A competent person is someone who has sufficient training, experience and knowledge to allow them to work professionally. The level of competence required will depend on the complexity of the situation and the particular needs of the shoot. Another essential part of competence is whether someone’s knowledge is current and up to date with the latest work practices and technology.

If you are asked to give references for other crew it is important that you are honest about their experience and their ability. It is important to draw attention to and clarify their level of experience and any weaknesses as well as strengths. If someone new is working on your production and you feel they are not as experienced or as qualified as they need to be or claim to be, then you must notify the production of your concerns as early as possible. This is not just a discipline related to producers hiring crew externally but also for heads of department who employ or promote internally.
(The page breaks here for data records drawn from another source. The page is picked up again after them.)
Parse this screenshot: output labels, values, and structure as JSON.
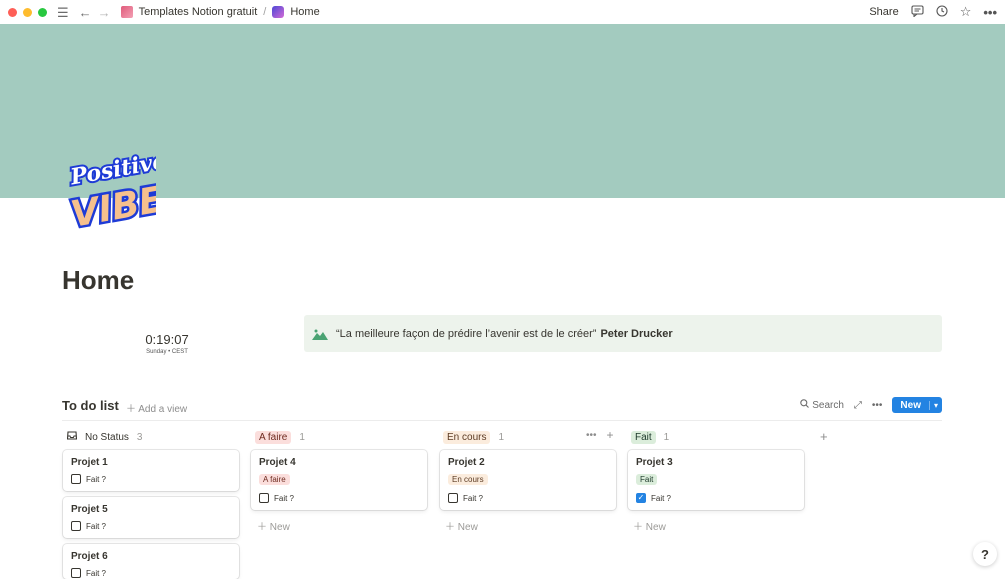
{
  "topbar": {
    "breadcrumb": [
      {
        "label": "Templates Notion gratuit"
      },
      {
        "label": "Home"
      }
    ],
    "separator": "/",
    "share_label": "Share"
  },
  "page": {
    "title": "Home",
    "icon_text_1": "Positive",
    "icon_text_2": "VIBES"
  },
  "clock": {
    "time": "0:19:07",
    "sub": "Sunday • CEST"
  },
  "callout": {
    "quote": "“La meilleure façon de prédire l’avenir est de le créer”",
    "author": "Peter Drucker"
  },
  "database": {
    "title": "To do list",
    "add_view": "Add a view",
    "search_label": "Search",
    "new_label": "New",
    "new_row_label": "New",
    "columns": [
      {
        "label": "No Status",
        "count": "3"
      },
      {
        "label": "A faire",
        "count": "1"
      },
      {
        "label": "En cours",
        "count": "1"
      },
      {
        "label": "Fait",
        "count": "1"
      }
    ],
    "cards": [
      {
        "name": "Projet 1",
        "tag": "",
        "check": "Fait ?"
      },
      {
        "name": "Projet 5",
        "tag": "",
        "check": "Fait ?"
      },
      {
        "name": "Projet 6",
        "tag": "",
        "check": "Fait ?"
      },
      {
        "name": "Projet 4",
        "tag": "A faire",
        "check": "Fait ?"
      },
      {
        "name": "Projet 2",
        "tag": "En cours",
        "check": "Fait ?"
      },
      {
        "name": "Projet 3",
        "tag": "Fait",
        "check": "Fait ?"
      }
    ]
  },
  "help_label": "?"
}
Making false claims on a C.V is fraud and can lead to prosecution, an exaggeration of experience and qualifications can lead to injury and death and you should be aware that after any accident there can be an investigation to clarify and justify the claims made on a CV or Showreel. When you add scenes from past productions to your reel you need to list clearly what your role in those scenes was.

Clarity and honesty is particularly important when presenting showreels relating to stunts, stunt co ordinating, special effects, cranes, rigs helicopters etc If you cannot honestly and clearly defend your role, if the original crew and production cannot support your claims then it should not be on your showreel or CV.